Kisah Ramadan -- 29
Suatu hari, Umar bin Abdul Aziz berangkat dari rumahnya menuju tempat shalat Idul Fitri. Hari itu beliau menyampaikan khutbah Id di hadapan umat muslim.
Dalam khutbahnya, beliau mengatakan, "Wahai jamaah sekalian, sesungguhnya kalian telah berpuasa selama 30 hari karena Allah. Dan kalian juga telah shalat di malam harinya selama 30 malam. Hari ini kalian keluar, meminta kepada Allah agar berkenan menerima apa yang telah kalian lakukan".
Begitulah suasana Idulfitri di masa-masa terdahulu. Penuh perenungan, penuh kontemplasi. Sebagian orang salih zaman dulu berkata, "Sesungguhnya hari Id adalah hari kebahagiaan dan suka cita". Lalu ada yang menjawab, "Benar. Namun, aku adalah seorang hamba, Tuanku memerintahkan aku untuk melakukan suatu pekerjaan. Aku tidak tahu apakah ia menerima apa yang telah aku kerjakan atau tidak".
'Ali bin Abi Thalib ra mengatakan,
:
"Hendaklah kalian lebih memperhatikan bagaimana agar amalan kalian diterima daripada hanya sekedar beramal. Tidakkah kalian menyimak firman Allah, "Sesungguhnya Allah hanya menerima (amalan) dari orang-orang yang bertakwa" (Al Maidah: 27).
Wahab bin Wardi pernah melihat sekelompok orang yang bersuka cita dan tertawa di hari 'Idulfitri.
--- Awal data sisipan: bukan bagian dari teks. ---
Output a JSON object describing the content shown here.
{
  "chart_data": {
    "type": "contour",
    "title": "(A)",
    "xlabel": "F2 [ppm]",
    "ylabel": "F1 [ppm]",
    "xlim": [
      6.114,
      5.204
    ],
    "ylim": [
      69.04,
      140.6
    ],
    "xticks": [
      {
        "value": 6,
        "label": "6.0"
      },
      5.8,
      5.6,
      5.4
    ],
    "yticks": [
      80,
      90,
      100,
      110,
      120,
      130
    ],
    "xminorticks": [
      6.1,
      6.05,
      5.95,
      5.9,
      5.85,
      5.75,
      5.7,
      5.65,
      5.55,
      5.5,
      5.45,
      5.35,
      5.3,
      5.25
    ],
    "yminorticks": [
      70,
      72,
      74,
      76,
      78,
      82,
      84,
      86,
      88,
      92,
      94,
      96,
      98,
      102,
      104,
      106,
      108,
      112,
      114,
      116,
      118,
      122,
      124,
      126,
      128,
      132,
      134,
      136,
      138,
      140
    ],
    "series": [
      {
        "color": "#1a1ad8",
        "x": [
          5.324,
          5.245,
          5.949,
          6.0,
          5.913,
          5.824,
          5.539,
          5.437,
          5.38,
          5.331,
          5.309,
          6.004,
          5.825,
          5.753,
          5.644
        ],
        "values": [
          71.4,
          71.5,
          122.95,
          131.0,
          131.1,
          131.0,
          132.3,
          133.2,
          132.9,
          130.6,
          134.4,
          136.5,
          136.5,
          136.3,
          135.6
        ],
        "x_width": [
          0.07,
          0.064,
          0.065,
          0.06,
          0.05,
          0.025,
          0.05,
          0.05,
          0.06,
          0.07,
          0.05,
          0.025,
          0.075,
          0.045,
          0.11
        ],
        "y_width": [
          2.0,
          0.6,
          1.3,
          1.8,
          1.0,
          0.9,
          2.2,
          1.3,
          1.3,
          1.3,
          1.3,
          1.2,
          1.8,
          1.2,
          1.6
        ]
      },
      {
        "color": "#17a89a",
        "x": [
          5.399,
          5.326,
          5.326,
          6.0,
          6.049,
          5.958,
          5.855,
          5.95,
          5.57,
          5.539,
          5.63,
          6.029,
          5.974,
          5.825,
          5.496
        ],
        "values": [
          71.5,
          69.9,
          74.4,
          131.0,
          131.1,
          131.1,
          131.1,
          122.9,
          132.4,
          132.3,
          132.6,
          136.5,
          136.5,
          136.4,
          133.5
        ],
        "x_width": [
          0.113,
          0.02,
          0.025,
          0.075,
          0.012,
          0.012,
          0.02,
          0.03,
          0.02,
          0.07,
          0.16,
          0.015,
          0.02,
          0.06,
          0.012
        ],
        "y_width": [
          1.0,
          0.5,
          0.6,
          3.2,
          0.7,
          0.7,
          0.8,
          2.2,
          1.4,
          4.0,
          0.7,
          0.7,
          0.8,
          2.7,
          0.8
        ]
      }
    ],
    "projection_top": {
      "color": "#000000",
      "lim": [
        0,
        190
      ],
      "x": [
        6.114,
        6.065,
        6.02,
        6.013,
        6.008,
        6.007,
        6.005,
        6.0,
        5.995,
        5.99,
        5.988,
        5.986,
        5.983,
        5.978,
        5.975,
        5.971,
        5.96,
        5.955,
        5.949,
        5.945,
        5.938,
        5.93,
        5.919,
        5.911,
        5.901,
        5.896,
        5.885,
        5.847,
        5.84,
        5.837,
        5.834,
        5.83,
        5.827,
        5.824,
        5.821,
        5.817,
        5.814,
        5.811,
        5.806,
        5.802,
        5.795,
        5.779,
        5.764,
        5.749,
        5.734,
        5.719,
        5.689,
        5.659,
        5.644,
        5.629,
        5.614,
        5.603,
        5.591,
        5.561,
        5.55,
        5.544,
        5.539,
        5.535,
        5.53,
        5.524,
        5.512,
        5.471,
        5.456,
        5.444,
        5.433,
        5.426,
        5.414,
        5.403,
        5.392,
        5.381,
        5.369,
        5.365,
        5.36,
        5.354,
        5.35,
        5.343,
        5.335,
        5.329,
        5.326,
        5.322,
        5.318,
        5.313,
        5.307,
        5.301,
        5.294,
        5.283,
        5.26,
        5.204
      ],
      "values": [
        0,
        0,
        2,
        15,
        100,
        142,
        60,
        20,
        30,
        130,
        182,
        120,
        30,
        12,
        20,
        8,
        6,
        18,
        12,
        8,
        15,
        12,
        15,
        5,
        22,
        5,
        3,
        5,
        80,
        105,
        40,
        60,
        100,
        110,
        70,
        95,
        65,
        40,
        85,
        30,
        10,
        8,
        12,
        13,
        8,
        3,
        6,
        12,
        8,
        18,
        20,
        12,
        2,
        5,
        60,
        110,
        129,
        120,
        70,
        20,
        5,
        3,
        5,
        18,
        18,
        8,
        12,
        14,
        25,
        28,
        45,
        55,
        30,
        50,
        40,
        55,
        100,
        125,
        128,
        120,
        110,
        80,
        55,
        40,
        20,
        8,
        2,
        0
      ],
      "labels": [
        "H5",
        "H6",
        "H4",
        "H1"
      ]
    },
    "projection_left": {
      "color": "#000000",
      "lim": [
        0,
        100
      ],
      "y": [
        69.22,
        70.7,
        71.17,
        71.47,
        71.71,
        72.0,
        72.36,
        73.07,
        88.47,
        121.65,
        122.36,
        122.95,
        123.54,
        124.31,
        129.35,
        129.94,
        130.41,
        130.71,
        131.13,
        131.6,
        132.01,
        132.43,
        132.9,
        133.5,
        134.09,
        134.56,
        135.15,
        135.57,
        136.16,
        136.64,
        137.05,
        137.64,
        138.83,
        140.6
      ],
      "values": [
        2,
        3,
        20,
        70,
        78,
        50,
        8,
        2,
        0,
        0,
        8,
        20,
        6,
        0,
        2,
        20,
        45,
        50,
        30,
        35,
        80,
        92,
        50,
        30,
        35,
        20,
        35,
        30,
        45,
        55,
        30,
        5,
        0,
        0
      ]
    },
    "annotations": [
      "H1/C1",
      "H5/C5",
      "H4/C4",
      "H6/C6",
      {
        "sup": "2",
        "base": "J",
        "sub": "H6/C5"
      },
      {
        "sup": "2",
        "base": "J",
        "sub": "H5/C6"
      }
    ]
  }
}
Beliau berkomentar,
"Apabila puasa mereka diterima di sisi Allah, apakah tindakan mereka tersebut adalah gambaran orang yang bersyukur kepada-Nya? Dan jika ternyata puasa mereka tidak diterima, apakah tindakan mereka itu adalah gambaran orang yang takut akan siksa-Nya?" (Diriwayatkan oleh Al-Baihaqi dalam Asy Syu'ab nomor 3727, Latha-iful Ma'arif hal. 232).
Demikian pula Imam Hasan Al-Bashri. Di hari Idulfitri beliau merasakan kekhawatiran. Beliau menangis tatkala membayangkan amal yang telah dilakukan, apakah diterima Allah atau tidak.